I hope everyone had a great weekend! I know I did. Unfortunately, now I’m not feeling so great. Everyone around me has been sick for months, and I thought I escaped it this year. Guess not. Hopefully though, my Echinacea tea and “no” chicken noodle soup will nip this in the bud. In the meantime, I’ll make this post quick since our bed is calling my name!
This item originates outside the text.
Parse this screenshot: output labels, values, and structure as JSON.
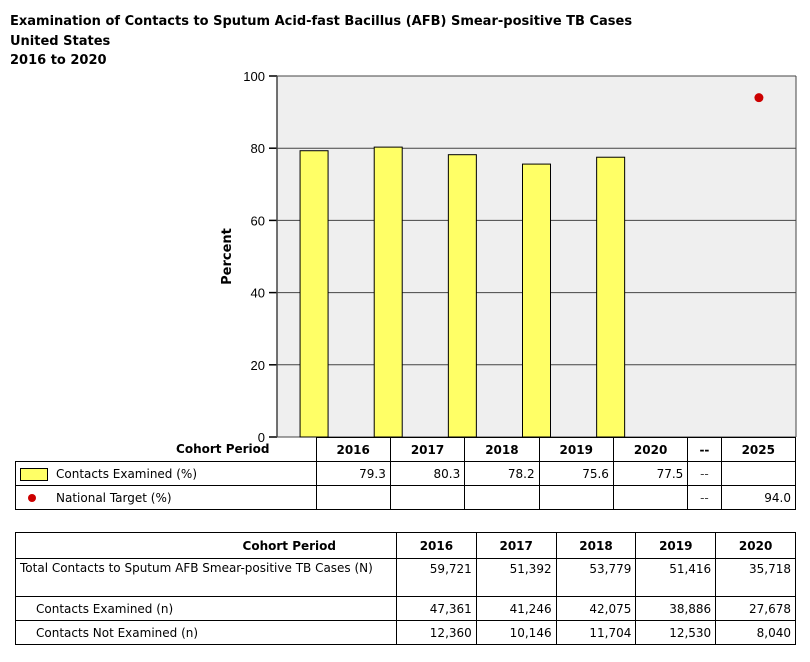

I made a nice dinner for my husband and I yesterday that I put together using Google and the ingredients we had in the house. Thought I’d share it here since it was pretty yummy. Some added bonuses to this recipe: very little clean-up, lots of healthy nutrients in fish and veggies, and it was done in less than an hour! Hope you enjoy it as much as we did 🙂
Brown Sugar Salmon with Roasted Red Potatoes and Asparagus
I started with the potatoes since they take the longest:
1.5 lbs red potatoes, scrubbed, halved then quartered
1 large yellow onion, halved then quartered
1/4 cup melted butter
2 TBSP steak seasoning (I used McCormick’s blend, and it came out very peppery so please season to taste)
Preheat oven to 45o. Line baking dish with foil. Place potatoes, onion and steak seasoning into a large plastic bag and shake to coat. Put mixture in foil-lined dish, pour butter over the top and stir to mix. Pop in the oven, set the timer for 45 minutes and get started on the fish.
1 lb salmon with skin
1/4 cup butter
4 TBSP brown sugar
whole lemon, sliced
Line a baking dish with foil, place salmon skin-side down in dish. Salt the fish fillet to taste. Melt butter and pour over fish, top with sugar and sliced lemon. Place in fridge until the timer says 25 minutes are left, then put the fish in the oven next to the potato dish. On to the asparagus!
1 bundle of asparagus
pan filled with water
I know a lot of people don’t like asparagus, and I have a theory it’s because they haven’t tasted it cooked properly. So many people over-cook and annihilate the poor things and then wonder why they taste like bitter mush. I have this theory because my husband hated asparagus until I cooked it for him, and wondered why it “looked funny” because it wasn’t the least bit mushy when I served it. Now we fight over our fair share when I make it. So, here’s the trick: after rinsing the bundle, take each piece and hold one end of it, bending until it snaps. It will naturally snap where it should, leaving you the most tender part of the stalk. Use the hard pieces for your compost or trash them, they are not tasty at all. Next, boil water in the pan and then add the remaining asparagus pieces and boil just until they turn a nice neon-ish green, which only takes 5-7 minutes tops. Remove from water and keep in a warm place until the fish and potatoes are done. Ta Da! Hope this helps you to like asparagus if you don’t already, it really is so super yummy!